Module 2: Organizational Vulnerabilities

  • Software
    • Antiviruses, Firewalls
    • Vulnerability Assessments
    • What software do attackers target?
  • Common Cyber-attacks
    • Phishing
    • Malware
    • Internal Threats
  • Labs: Comparing Organisations to recommended Cybersecurity practices

Target audience and course prerequisites

The Cyber Toa Cybersecurity Incident Response Playbook course is aimed at IT professionals from organizations with existing network and infrastructure teams. Previous networking and IT knowledge is helpful, but not required for this course. Specifically, it is recommended that you have the following skills and knowledge before starting this course:

  • Are aware of general types of cyberattacks (phishing, malware etc)
  • Have experience with organization-specific IT
  • Have an interest in developing an organization-wide cyber-response strategy that extends beyond only technical staff infrastructure and practices

Course Outcomes

This course will teach you the fundamentals of crafting cybersecurity incident response plans for organisations. It explains common cybercrime and cyberattack scenarios for various industries both in New Zealand and abroad. The course also includes best-practice cyber-responses to specific cyberattacks such as phishing, spearphishing and malware infections. Study of the course can also help to build the prerequisites to study more advanced IT security courses, including the Cyber-Reconnaissance and Recovery Fundamentals course and the Cyber Toa Defensive Network Security Fundamentals course for students wishing to pursue more technical cybersecurity careers.
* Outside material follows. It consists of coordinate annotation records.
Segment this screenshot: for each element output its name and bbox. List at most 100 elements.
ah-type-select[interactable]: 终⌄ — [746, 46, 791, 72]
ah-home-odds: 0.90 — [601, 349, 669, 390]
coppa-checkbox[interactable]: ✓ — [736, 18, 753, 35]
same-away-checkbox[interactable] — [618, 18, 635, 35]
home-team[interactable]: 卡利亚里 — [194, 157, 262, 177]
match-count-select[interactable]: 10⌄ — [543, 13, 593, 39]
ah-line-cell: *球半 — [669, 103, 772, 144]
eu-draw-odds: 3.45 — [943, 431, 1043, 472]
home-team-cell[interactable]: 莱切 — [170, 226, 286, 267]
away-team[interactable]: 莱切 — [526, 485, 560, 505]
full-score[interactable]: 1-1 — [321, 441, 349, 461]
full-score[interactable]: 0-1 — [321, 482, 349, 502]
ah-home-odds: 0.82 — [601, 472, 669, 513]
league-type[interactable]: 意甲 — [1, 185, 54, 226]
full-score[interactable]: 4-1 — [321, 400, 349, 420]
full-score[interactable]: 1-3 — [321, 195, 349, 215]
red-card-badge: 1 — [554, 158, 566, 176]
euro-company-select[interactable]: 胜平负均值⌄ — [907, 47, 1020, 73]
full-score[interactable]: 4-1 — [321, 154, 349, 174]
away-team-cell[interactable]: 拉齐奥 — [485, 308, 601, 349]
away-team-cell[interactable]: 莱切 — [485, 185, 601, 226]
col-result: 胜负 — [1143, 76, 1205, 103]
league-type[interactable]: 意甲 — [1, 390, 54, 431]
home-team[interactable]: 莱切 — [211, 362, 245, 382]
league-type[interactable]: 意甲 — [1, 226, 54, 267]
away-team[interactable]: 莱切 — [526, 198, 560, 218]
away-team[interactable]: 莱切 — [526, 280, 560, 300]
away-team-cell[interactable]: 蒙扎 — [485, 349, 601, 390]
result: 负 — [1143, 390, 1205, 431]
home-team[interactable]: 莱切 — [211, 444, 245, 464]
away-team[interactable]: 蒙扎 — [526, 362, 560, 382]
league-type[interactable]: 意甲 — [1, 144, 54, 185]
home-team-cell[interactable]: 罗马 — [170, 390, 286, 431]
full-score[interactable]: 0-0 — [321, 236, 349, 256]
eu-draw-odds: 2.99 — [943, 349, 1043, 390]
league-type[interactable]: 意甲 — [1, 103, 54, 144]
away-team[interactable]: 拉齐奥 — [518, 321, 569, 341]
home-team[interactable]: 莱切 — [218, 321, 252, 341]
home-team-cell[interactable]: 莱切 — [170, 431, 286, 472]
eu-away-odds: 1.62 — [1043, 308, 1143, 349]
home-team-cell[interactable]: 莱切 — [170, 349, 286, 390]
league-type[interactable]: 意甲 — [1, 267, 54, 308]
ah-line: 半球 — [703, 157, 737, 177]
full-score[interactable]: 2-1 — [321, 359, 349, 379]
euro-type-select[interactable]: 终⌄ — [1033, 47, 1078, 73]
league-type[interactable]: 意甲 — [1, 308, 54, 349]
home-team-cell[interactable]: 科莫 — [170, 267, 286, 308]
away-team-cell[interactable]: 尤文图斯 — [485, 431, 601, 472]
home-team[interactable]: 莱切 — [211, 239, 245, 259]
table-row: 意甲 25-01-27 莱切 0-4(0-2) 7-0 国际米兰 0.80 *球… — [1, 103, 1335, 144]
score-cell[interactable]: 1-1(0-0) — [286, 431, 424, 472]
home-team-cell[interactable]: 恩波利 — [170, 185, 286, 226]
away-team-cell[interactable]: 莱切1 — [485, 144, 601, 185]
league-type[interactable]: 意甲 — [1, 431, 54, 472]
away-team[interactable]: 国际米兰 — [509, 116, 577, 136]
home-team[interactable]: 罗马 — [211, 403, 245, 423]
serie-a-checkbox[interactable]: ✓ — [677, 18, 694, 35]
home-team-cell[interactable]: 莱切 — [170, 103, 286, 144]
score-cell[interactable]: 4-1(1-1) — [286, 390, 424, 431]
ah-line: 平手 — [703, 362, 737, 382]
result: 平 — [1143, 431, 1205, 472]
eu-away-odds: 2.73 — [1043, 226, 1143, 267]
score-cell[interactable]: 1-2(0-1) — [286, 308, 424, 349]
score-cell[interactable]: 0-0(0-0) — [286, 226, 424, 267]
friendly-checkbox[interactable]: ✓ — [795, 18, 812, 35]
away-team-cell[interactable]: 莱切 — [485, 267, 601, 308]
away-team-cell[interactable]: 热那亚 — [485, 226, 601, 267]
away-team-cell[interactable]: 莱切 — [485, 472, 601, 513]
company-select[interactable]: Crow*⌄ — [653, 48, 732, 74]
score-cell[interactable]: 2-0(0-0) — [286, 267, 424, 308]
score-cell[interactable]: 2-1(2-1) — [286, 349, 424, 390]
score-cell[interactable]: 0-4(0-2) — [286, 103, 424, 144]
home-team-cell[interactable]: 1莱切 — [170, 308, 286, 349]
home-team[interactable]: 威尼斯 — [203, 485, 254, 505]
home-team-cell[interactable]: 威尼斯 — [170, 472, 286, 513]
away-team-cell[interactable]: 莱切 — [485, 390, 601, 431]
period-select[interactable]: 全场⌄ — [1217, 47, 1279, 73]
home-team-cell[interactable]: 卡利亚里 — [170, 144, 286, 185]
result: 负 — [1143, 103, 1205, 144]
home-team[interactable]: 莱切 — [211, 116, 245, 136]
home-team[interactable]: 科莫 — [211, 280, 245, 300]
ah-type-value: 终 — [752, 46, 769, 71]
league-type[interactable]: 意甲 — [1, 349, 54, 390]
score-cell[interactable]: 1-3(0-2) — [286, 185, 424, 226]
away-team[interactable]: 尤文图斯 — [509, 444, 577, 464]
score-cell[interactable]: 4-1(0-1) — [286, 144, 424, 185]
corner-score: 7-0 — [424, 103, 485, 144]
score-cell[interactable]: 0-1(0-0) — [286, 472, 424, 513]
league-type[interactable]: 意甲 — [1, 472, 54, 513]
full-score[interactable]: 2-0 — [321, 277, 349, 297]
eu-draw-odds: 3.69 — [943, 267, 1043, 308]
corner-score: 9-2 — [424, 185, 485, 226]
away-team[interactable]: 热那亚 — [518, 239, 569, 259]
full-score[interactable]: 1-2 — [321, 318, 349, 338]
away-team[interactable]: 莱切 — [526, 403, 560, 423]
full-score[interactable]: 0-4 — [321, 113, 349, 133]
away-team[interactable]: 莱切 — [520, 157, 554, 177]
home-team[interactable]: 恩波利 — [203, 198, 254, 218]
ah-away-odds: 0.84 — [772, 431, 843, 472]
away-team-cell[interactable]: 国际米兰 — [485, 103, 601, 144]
On course completion, you will be able to:

  • Explain common cyberattacks for your industry.
  • Perform a basic assessment on an organization’s risk profile against specific cyberattacks
  • Produce an iterative cyber-response playbook for specific attack scenarios
  • Critique existing IT processes based on their resistance to cyber-threats

Course Materials

The course consists of a study volume, containing indexed notes and review questions, a series of supervised practical lab exercises and a comprehensive glossary.